The early results badly shook the complacency of the foreign exchange markets, which had propelled sterling to a seven-month high after Nigel Farage, the leader of the anti-EU U.K. Independence Party, appeared to concede the vote on the basis of hearsay from his “friends” in the financial markets sector. He retracted that concession later. The pound tumbled more than 5% to below $1.42 as the BBC reported a senior Labour Party figure as saying privately that Leave would win. It had earlier traded as high as $1.5007. That kind of volatility hasn’t been seen since the 2008 financial crisis.

Analysts from Barclays reckoned that hedge funds and banks could trade as much as $95 billion during the small hours of Friday night, although market participants warned that trading turnover so far has been relatively light, given the early stage of the vote count.

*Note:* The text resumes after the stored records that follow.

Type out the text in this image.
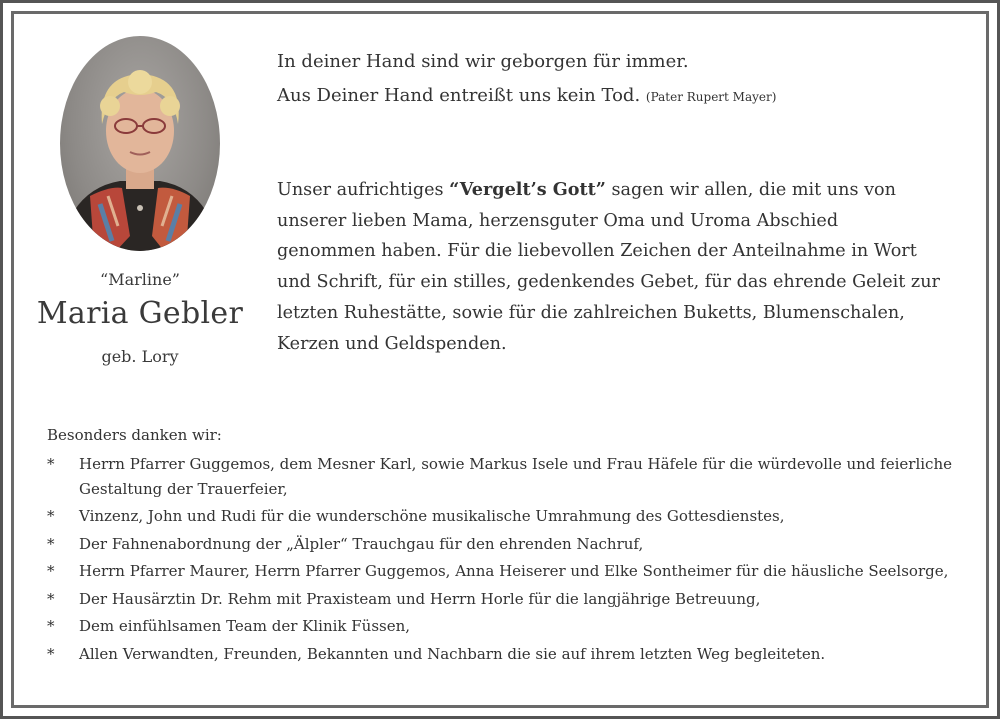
“Marline”
Maria Gebler
geb. Lory
In deiner Hand sind wir geborgen für immer.
Aus Deiner Hand entreißt uns kein Tod. (Pater Rupert Mayer)
Unser aufrichtiges “Vergelt’s Gott” sagen wir allen, die mit uns von
unserer lieben Mama, herzensguter Oma und Uroma Abschied
genommen haben. Für die liebevollen Zeichen der Anteilnahme in Wort
und Schrift, für ein stilles, gedenkendes Gebet, für das ehrende Geleit zur
letzten Ruhestätte, sowie für die zahlreichen Buketts, Blumenschalen,
Kerzen und Geldspenden.
Besonders danken wir:
* Herrn Pfarrer Guggemos, dem Mesner Karl, sowie Markus Isele und Frau Häfele für die würdevolle und feierliche
Gestaltung der Trauerfeier,
* Vinzenz, John und Rudi für die wunderschöne musikalische Umrahmung des Gottesdienstes,
* Der Fahnenabordnung der „Älpler“ Trauchgau für den ehrenden Nachruf,
* Herrn Pfarrer Maurer, Herrn Pfarrer Guggemos, Anna Heiserer und Elke Sontheimer für die häusliche Seelsorge,
* Der Hausärztin Dr. Rehm mit Praxisteam und Herrn Horle für die langjährige Betreuung,
* Dem einfühlsamen Team der Klinik Füssen,
* Allen Verwandten, Freunden, Bekannten und Nachbarn die sie auf ihrem letzten Weg begleiteten.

Another factor holding the Remain campaign back may have been the torrential rain in London, which disrupted voting in the most solidly pro-Remain part of England. A sample of London boroughs indicated that the turnout there averaged 69%, perhaps five or six percentage points below the nationwide average.

Analysts interpreted the vote as being to a large degree a protest against the country’s political class, especially by the English working class that traditionally votes for the left-wing Labour Party. This segment of the electorate is roughly analogous to the blue-collar voters targeted by Donald Trump in the U.S. election campaign.

Simon Hix, Professor of Political Science at the London School of Economics, tweeted that, by his calculations, the Remain campaign had outperformed expectations in only three districts, while under-performing in 16.

“What we’ve got is a protest from communities that have been under the most pressure, and what the Leave campaign has done is to make a scapegoat of the European Union as the cause of that pressure,” Labour’s defense spokeswoman Angela Eagle told the BBC.